The proposed rule acknowledges liquidity as one of its six factors. It does not resolve the tension. Acknowledging that an investment is illiquid and concluding that it nonetheless belongs in a participant-directed plan are two different analytical steps, and the safe harbor collapses both into a documentation exercise.
What the Sequence Tells Us
The deregulatory case for AC38 is that plan sponsors have been irrationally afraid of alternatives, that participants are missing out on returns available to defined benefit plans and high-net-worth investors, and that a process-based safe harbor lets the market work. There is a coherent version of that argument.

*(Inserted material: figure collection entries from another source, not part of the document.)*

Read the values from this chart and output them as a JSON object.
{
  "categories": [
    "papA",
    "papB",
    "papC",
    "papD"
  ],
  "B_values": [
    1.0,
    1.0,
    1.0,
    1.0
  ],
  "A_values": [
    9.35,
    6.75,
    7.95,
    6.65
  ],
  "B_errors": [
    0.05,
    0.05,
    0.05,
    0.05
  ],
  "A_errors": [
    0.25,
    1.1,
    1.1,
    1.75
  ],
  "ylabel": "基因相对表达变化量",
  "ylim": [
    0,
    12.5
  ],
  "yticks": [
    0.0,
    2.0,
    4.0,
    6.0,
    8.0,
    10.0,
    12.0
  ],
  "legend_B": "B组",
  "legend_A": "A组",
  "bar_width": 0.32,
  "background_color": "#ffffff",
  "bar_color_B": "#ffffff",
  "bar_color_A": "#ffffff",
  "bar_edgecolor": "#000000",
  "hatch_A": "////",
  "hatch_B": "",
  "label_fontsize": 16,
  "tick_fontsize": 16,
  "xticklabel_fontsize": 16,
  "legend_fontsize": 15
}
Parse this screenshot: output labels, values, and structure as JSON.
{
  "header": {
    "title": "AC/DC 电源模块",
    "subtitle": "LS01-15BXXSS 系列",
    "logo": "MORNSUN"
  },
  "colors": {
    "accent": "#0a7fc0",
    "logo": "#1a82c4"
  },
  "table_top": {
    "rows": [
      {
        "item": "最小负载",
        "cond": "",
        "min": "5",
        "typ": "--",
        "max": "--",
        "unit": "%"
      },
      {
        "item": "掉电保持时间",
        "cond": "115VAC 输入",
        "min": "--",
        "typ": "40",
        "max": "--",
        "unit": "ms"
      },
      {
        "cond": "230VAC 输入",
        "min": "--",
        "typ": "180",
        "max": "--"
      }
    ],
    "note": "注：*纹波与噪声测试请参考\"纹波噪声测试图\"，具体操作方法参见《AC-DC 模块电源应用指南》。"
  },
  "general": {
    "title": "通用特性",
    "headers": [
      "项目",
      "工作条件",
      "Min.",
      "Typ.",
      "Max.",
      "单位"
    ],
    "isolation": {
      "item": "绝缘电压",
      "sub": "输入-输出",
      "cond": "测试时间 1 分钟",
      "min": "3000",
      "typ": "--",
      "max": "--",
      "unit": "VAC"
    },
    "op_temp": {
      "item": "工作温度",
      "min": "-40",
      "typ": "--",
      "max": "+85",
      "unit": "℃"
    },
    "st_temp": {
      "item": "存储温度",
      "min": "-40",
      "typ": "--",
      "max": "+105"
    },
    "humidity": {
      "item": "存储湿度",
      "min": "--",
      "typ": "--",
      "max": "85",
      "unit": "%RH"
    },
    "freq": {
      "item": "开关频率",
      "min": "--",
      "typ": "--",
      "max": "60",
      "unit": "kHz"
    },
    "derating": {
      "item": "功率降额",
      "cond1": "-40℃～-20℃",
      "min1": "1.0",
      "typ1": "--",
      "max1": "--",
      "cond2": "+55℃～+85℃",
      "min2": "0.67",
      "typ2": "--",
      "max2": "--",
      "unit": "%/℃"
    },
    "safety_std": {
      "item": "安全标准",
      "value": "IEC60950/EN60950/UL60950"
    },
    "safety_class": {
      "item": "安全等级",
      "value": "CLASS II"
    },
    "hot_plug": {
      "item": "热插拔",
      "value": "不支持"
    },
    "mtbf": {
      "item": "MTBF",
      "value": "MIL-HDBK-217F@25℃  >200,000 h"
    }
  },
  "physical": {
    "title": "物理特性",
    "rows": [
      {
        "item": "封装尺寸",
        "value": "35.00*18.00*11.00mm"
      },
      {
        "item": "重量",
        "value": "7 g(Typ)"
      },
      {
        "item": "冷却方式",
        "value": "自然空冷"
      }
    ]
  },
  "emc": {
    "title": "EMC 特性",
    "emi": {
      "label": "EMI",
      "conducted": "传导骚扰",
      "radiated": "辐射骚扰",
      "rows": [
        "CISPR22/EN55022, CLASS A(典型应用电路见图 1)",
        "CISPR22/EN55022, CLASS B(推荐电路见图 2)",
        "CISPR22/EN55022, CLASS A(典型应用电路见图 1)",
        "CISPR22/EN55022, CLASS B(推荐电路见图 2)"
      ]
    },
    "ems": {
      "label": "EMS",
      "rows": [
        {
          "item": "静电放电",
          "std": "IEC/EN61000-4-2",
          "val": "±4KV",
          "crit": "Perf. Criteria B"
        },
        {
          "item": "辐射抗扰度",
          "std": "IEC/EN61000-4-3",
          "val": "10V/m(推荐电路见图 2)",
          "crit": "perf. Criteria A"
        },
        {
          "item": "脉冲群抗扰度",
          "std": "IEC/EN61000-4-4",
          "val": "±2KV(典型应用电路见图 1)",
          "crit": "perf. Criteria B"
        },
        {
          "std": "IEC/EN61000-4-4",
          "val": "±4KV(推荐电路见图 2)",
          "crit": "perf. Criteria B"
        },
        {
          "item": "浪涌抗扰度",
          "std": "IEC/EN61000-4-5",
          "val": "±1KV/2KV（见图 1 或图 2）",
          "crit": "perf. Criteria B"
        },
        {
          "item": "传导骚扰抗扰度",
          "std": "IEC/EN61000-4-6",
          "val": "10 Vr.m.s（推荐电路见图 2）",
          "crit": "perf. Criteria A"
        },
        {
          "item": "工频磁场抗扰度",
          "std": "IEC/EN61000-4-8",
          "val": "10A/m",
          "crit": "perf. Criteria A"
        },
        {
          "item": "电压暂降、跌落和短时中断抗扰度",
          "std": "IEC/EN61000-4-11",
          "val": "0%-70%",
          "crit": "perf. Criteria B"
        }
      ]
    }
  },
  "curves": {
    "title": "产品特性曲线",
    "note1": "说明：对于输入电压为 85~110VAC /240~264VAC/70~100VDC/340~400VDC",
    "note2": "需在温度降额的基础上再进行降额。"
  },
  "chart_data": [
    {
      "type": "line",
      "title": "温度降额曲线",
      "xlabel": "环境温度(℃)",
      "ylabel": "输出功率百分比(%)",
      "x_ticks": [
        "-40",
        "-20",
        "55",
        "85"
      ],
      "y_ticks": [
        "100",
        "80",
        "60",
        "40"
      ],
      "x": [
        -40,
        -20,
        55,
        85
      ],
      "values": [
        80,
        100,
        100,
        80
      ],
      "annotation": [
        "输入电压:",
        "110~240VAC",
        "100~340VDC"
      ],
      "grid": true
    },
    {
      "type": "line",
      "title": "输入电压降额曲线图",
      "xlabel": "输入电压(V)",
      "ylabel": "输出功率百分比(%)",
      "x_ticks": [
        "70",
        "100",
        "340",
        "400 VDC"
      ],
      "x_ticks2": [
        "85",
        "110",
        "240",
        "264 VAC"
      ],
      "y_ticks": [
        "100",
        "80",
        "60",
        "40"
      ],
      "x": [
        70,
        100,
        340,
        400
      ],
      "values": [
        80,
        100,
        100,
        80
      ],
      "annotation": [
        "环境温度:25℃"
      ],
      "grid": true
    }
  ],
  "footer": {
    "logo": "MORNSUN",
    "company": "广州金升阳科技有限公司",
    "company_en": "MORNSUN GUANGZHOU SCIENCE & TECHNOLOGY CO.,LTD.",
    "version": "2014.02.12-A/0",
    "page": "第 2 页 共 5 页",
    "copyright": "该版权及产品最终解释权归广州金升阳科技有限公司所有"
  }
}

It does not survive the sequence of events. A rule that would have raised the standard for recommending these products to participants has been allowed to die. A rule that lowers the standard for offering them has been advanced. The largest manager in the asset class is now under federal investigation for how it values the assets the rule would direct retirement savings into. The structural protections that might have made the rule defensible, independent valuation, mandated liquidity, fiduciary-level recommendation standards, are absent or actively rolled back.
The comment period for RIN 1210-AC38 closes June 1, 2026. The case to be made in those comments is not that alternatives have no place in retirement portfolios. It is that the framework being proposed assumes a level of valuation integrity, liquidity discipline, and adviser accountability that the current regulatory environment does not deliver, and that the BlackRock investigation now publicly calls into question.